Belli bir birikime, dolgunluğa, doygunluğa erişmeden yazılamayacağına inanıyorum. Sürekli temrinler yapmaya, öyküyle yaşamaya çalışıyorum. O zaman iyi öyküler çıkacağına inanıyorum. Hani bir Allah dostunun ifadesiydi sanırım; “insan yediklerinden teşekkül etmiştir” diye. Sürekli hayvanî gıdalarla, etle beslenen insanların bir vakit sonra bazı melekelerinin dumura uğrayacağını ifade etmişler. Onun gibi… Öykü yazacaksam ilk ve öncelikli işim öykü okumak, öykü üzerine düşünmektir. Gerçi sadece öykü okumak da bizi beslemiyor. Deneme, şiir, tarih, estetik… Farklı okuma ilgilerim var, ilgimi çeken konuları okumayı seviyorum; ama mihver hep öykü!
Okuduğum öykü kitapları çoğunlukla bende yeni bir öykü yazma hissi uyandırır. Bu noktaya gelmişse iş, oturur yazarım. Sonra öykümü bekletmeyi, bazı etkilerden uzak bir daha okumayı denerim. Fazlalıklardan arındırmaya çalışırım. Hiçbir öykü ilk yazıldığı şekilde kalmamıştır. Hemen her okumada, fark ettiğim bir noktayı düzeltmeye veyahut değiştirmeye meylederim. Onun için tashihleri bitirdikten sonra, dönüp bir daha okumamaya çalışırım. Öykü değişip duruyor yoksa… Tabii her halimiz bir değil, bazen yazdığım gibi bıraktığım, sadece birkaç tashih yapıp yayınladığım öyküler de oluyor.

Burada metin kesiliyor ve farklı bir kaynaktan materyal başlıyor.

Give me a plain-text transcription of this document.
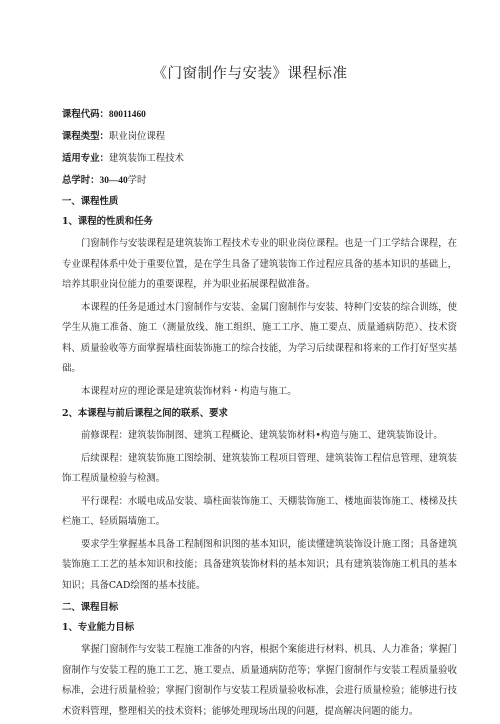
《门窗制作与安装》课程标准
课程代码：80011460
课程类型：职业岗位课程
适用专业：建筑装饰工程技术
总学时：30—40学时
一、课程性质
1、课程的性质和任务

门窗制作与安装课程是建筑装饰工程技术专业的职业岗位课程。也是一门工学结合课程，在专业课程体系中处于重要位置，是在学生具备了建筑装饰工作过程应具备的基本知识的基础上，培养其职业岗位能力的重要课程，并为职业拓展课程做准备。

本课程的任务是通过木门窗制作与安装、金属门窗制作与安装、特种门安装的综合训练，使学生从施工准备、施工（测量放线、施工组织、施工工序、施工要点、质量通病防范）、技术资料、质量验收等方面掌握墙柱面装饰施工的综合技能，为学习后续课程和将来的工作打好坚实基础。

本课程对应的理论课是建筑装饰材料・构造与施工。

2、本课程与前后课程之间的联系、要求

前修课程：建筑装饰制图、建筑工程概论、建筑装饰材料•构造与施工、建筑装饰设计。

后续课程：建筑装饰施工图绘制、建筑装饰工程项目管理、建筑装饰工程信息管理、建筑装饰工程质量检验与检测。

平行课程：水暖电成品安装、墙柱面装饰施工、天棚装饰施工、楼地面装饰施工、楼梯及扶栏施工、轻质隔墙施工。

要求学生掌握基本具备工程制图和识图的基本知识，能读懂建筑装饰设计施工图；具备建筑装饰施工工艺的基本知识和技能；具备建筑装饰材料的基本知识；具有建筑装饰施工机具的基本知识；具备CAD绘图的基本技能。

二、课程目标
1、专业能力目标

掌握门窗制作与安装工程施工准备的内容，根据个案能进行材料、机具、人力准备；掌握门窗制作与安装工程的施工工艺、施工要点、质量通病防范等；掌握门窗制作与安装工程质量验收标准，会进行质量检验；掌握门窗制作与安装工程质量验收标准，会进行质量检验；能够进行技术资料管理，整理相关的技术资料；能够处理现场出现的问题，提高解决问题的能力。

Şimdilerde bir öykü yazmışsam, onu en az bir iki ay bekletiyorum. Mesela şu an yazdığım bir öykünün tashihleri bitti. Öykü yaklaşık bir ay kadar önce yazılmıştı. Artık yayına hazır hale geldi diye düşünüyorum. Bir de beğenisine, okumalarına güvendiğim birkaç kişinin görüşünü alırım. Öykü ondan sonra yayına hazırdır.
İkinci kitaptan sonra artık kendi üslubunuzu belirginleştirme vakti gelmiş demektir bence. İlk kitap varlık mücadelesidir, kendini piyasaya kabul ettirme çabası. İkinci kitap, yaptıklarınızın bir eğlenme, vakit geçirme aracı olmadığını ilan etme eylemidir. Bu işi ciddiye aldığınızı gösterir. Üçüncü kitap ise, üslubunuzun özelliklerini belirgin olarak ortaya koyma çabanızın ürünüdür. Bu elbette herkeste ve her zaman bu sırayı takip etmeyebilir ancak benim kafamdaki şablon böyle. Ne dersiniz, sizin için durum nasıl? Üçüncü kitapta neler bekliyor okuyucuyu?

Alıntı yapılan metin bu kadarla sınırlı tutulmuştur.